Cancer diagnosis threatens future of Bronx bird sanctuary

Troy Lancaster, 69, inspects some weeds that have taken over a gravel path that runs through Dred Scott Bird Sanctuary in Mount Eden.

As Troy Lancaster opened a gate to the Dred Scott Bird Sanctuary in Mount Eden, he bent down to pick at some weeds that had begun taking over the gravel path that cuts through this oasis in the south Bronx. Though it feels like a lifetime ago, he said, the city-owned lot used to be a dumping ground for junk and snow from the rest of the city—and he’s worried it’s headed there again.

Lancaster, the man who built Dred Scott from the ground up 22 years ago and has spent much of his time since then acting as director and caretaker for the park, was diagnosed with leukemia last year and began treatment in early September. With nobody to immediately take over those duties, the park is just beginning to fall into disrepair and ultimately faces an uncertain future.

“I don’t see anyone doing what I did for this many years,” Lancaster, 69, said. “And I’m too sick to fight it.”

Though it’s designated as part of the New York City Department of Parks and Recreation, the vast majority of the money for general upkeep is raised painstakingly by Lancaster and his wife, Patricia Grant. They also perform much of the landscaping and other manual labor themselves, originally learning the basics by taking classes at the Bronx Botanical Gardens.

Without the promise of financial security for whoever comes next, it’s been difficult to find someone with the expertise—and willingness—to take over. The Parks Department said it plans to hold information sessions this fall in an attempt to recruit a new caretaker, but Lancaster is anything but optimistic.

He’s quick to point out that years of unpaid labor inspired the park’s name: Dred Scott was a slave who tried, unsuccessfully, to sue his owner for freedom in what would become a landmark Supreme Court case. It began as a joke Lancaster’s daughter told, but the name eventually stuck.

“This is a modern-day slave story,” Lancaster said. “I started the bird sanctuary in the first place because I felt my government failed me … We were just trying to make a decent space for kids that live in the community.”

Looking at Grant Avenue now, it’s hard to imagine the way it was back when Lancaster first moved to the neighborhood in the 1980s. There were still apartment fires burning every few days or so, he said, and only one or two buildings we would now consider livable.
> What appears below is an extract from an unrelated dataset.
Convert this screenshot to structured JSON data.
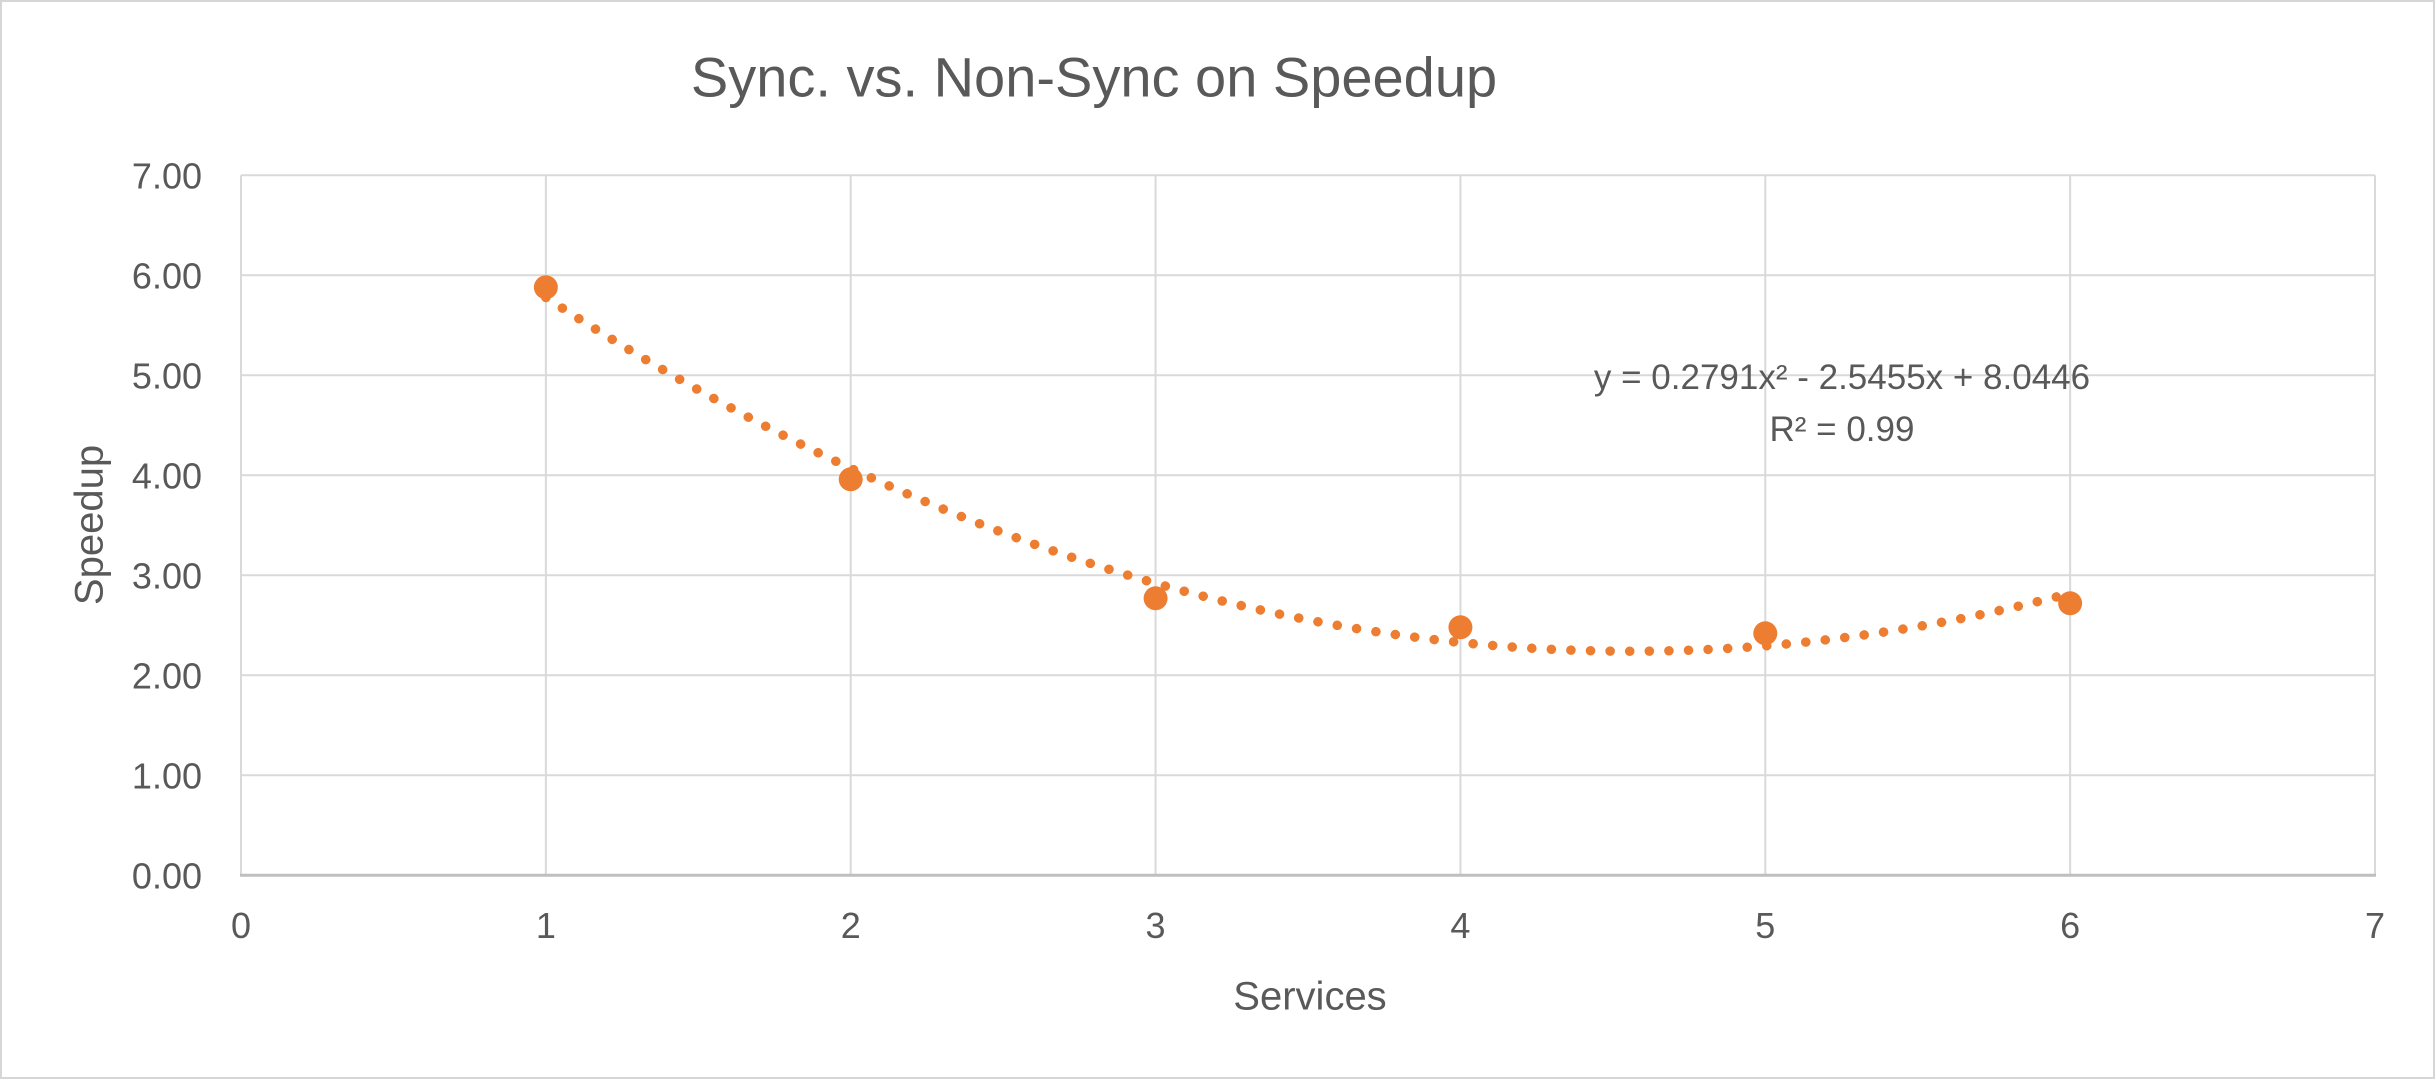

Most of the block Lancaster lives on was an open-air drug market.

Starting in the 1990s, it took more than two years to clear the lot of debris and create what would soon become a community garden. After learning songbird migration routes lay directly over The Bronx, Lancaster set out planting native plant species that would attract the birds. His wife then designed a curriculum for after-school nature programs that would serve neighborhood children, but it was hard to elicit the same sort of buy-in from the community at large.

“People were never going to go for a bird sanctuary in the Bronx,” Grant said. “They would say, ’What kind of crackpots are up there on Grant Avenue talking about a bird sanctuary?’ … They just didn’t get it.”
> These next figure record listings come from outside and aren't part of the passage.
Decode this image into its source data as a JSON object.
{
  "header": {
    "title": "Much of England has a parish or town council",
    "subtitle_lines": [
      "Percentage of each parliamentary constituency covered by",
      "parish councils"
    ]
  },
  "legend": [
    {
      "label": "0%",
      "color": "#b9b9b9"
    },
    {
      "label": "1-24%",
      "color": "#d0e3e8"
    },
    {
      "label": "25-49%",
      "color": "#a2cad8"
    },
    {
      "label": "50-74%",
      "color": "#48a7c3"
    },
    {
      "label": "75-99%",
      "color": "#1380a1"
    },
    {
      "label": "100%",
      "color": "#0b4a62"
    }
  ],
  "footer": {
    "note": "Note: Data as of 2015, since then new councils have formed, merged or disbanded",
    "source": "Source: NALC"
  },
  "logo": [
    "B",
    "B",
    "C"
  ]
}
Once the vacant lot—and the neighborhood at large—was cleaned up, everyone assumed developers and their bulldozers wouldn’t be far behind. That was the story behind numerous other community gardens and similar plots across the city, a phenomenon outlined in a 2002 paper published by the social science journal GeoJournal.

Except that didn’t happen. The Lancasters won a $500,000 grant from Mayor Bloomberg’s administration, then an EPA Environmental Champion Award, and the park that nobody seemed to want suddenly became a cornerstone of the community.
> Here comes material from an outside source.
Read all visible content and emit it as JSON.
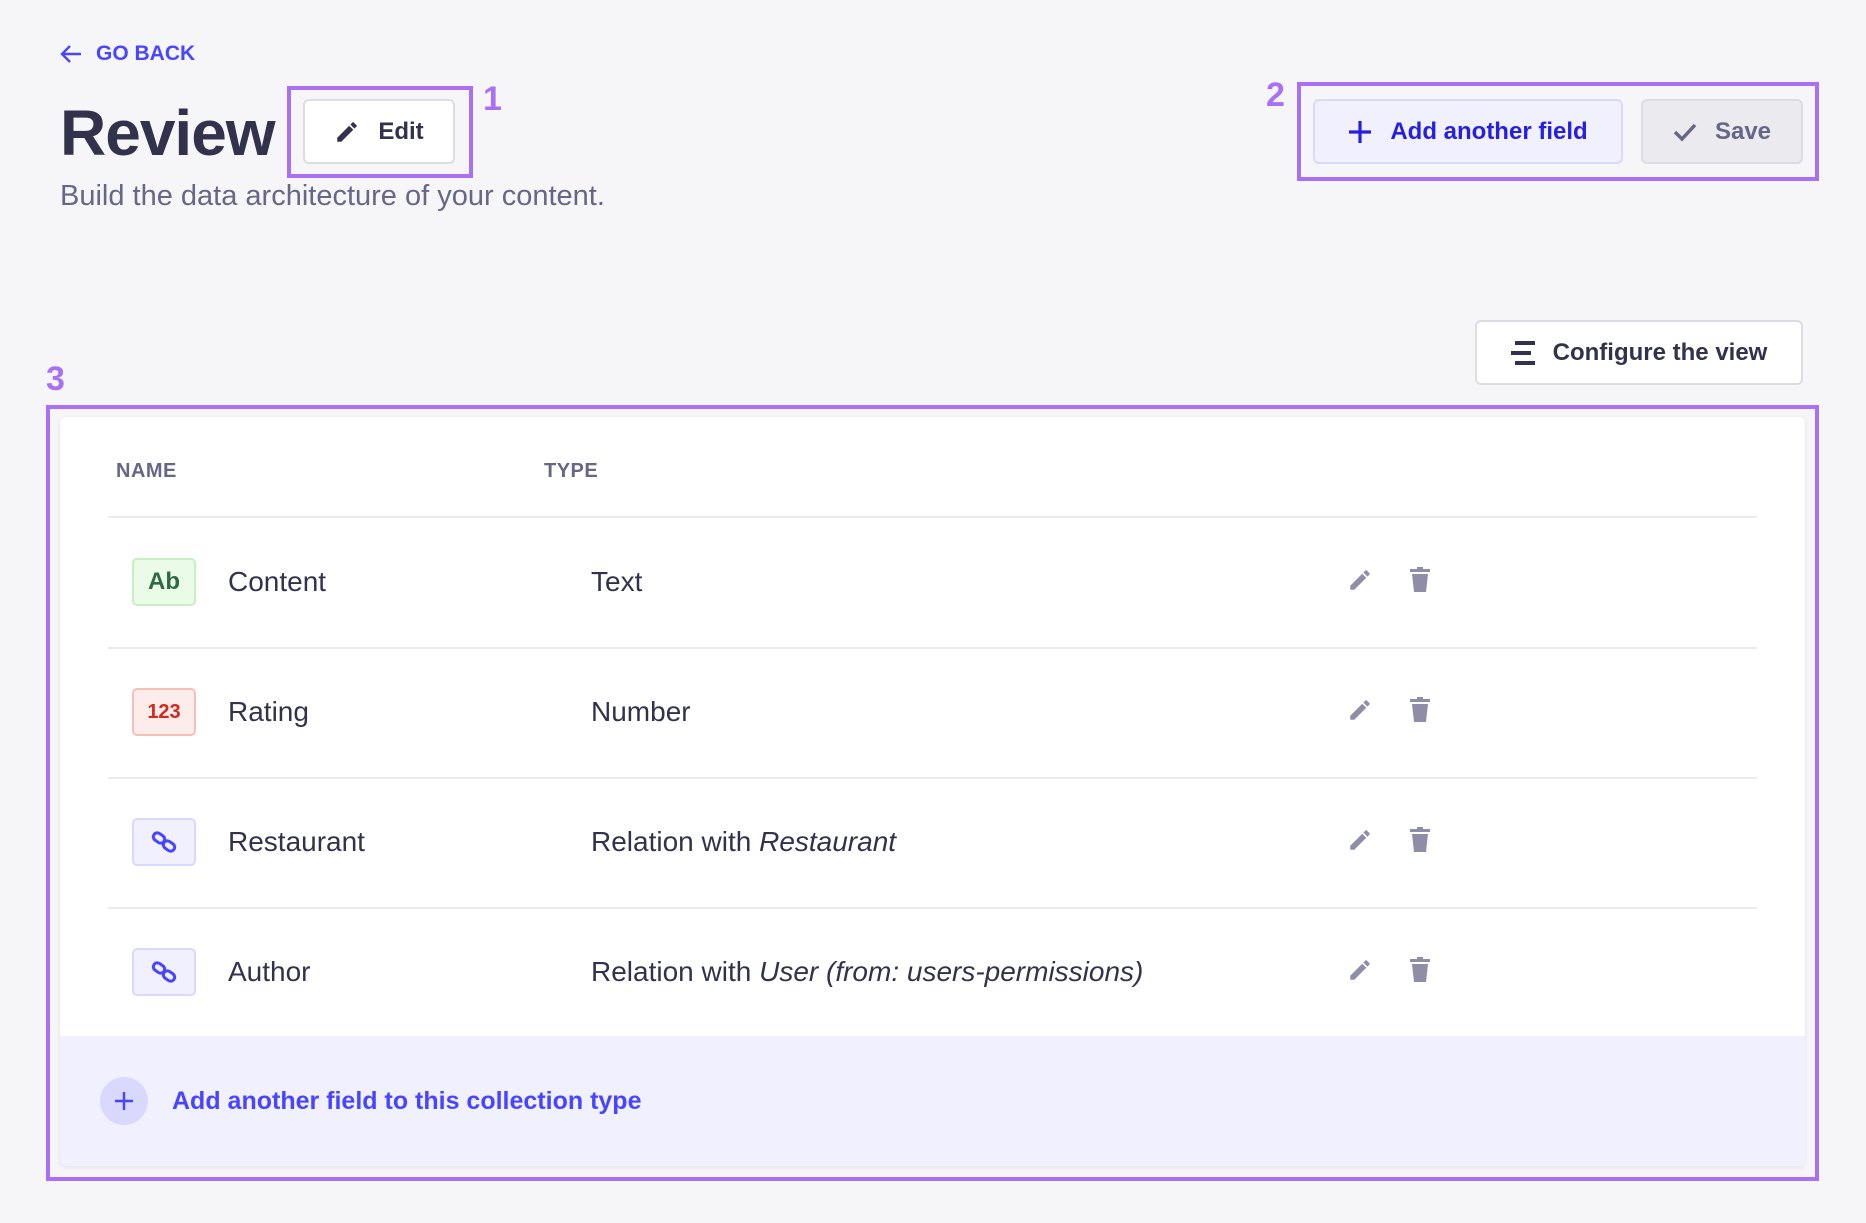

“In the end we made a lot of people happy with that space,” Lancaster said. “A lot of people got to do family reunions who had never had one before, people had weddings done there—people who couldn’t afford to have a wedding at the botanical gardens.”

Last August while Lancaster was working in the park, he began to feel dizzy and passed out. Grant found her husband a short time later and rushed him to the hospital, but bad news was already on the way.

After the cancer diagnosis, Lancaster began reflecting on his life’s work. He still plans to put in as much time as possible during treatment to ensure the park’s continued success, but is slowly coming to terms with the future—with or without the sound of songbirds brightening up his little corner of New York City.

It was the people, after all, who made Dred Scott Bird Sanctuary a success—and not the other way around.

“We didn’t create that community,” Lancaster said. “The space and the people did. Even when we didn’t have the tools to properly take care of this place, the neighborhood used it for what they felt they could use it for.”

“We just opened the gate, and they came in.”